Question

In an isosceles right angled triangle ABC, the equal sides AB and AC are 10 cm. Charges \(+5\mu C\), \(+20\mu C\) and \(+20\mu C\) are placed at A, B and C respectively. A charge \(+2\mu C\) is placed at the midpoint of BC. The net electrostatic force on it is:

• A. \(24N\)
• B. \(9N\)
• C. \(36N\)
• D. \(18N\)

Hint:

At the midpoint of the hypotenuse of a right triangle, distances from all three vertices are equal.

Answer 1

The Correct Option is D

Concept: The midpoint of hypotenuse of a right triangle is equidistant from all three vertices. Hence, \[ MA=MB=MC. \] The forces due to charges at B and C cancel each other because they are equal and opposite.

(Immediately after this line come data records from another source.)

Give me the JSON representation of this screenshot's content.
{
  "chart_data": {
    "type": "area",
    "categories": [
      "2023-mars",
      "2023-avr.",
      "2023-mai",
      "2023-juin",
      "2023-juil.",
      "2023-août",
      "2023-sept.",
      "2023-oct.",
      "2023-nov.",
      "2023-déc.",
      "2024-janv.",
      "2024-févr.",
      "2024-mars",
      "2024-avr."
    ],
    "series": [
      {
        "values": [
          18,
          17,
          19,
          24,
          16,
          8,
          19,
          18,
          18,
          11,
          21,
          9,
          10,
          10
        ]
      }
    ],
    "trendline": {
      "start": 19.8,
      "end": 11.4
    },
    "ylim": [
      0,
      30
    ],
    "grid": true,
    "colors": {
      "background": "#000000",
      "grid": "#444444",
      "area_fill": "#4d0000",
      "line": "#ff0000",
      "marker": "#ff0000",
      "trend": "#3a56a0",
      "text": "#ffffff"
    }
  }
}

Step 1: Find distance from midpoint to vertex.
\[ BC=10\sqrt2. \] \[ MA=\frac{BC}{2} = 5\sqrt2 cm. \] \[ r=5\sqrt2\times10^{-2}m. \]

Step 2: Force due to charge at A.
\[ F= \frac{kq_1q_2}{r^2}. \] \[ = \frac{9\times10^9(5\times10^{-6})(2\times10^{-6})} {(5\sqrt2\times10^{-2})^2}. \] \[ = 18N. \] Hence \[ \boxed{18N}. \]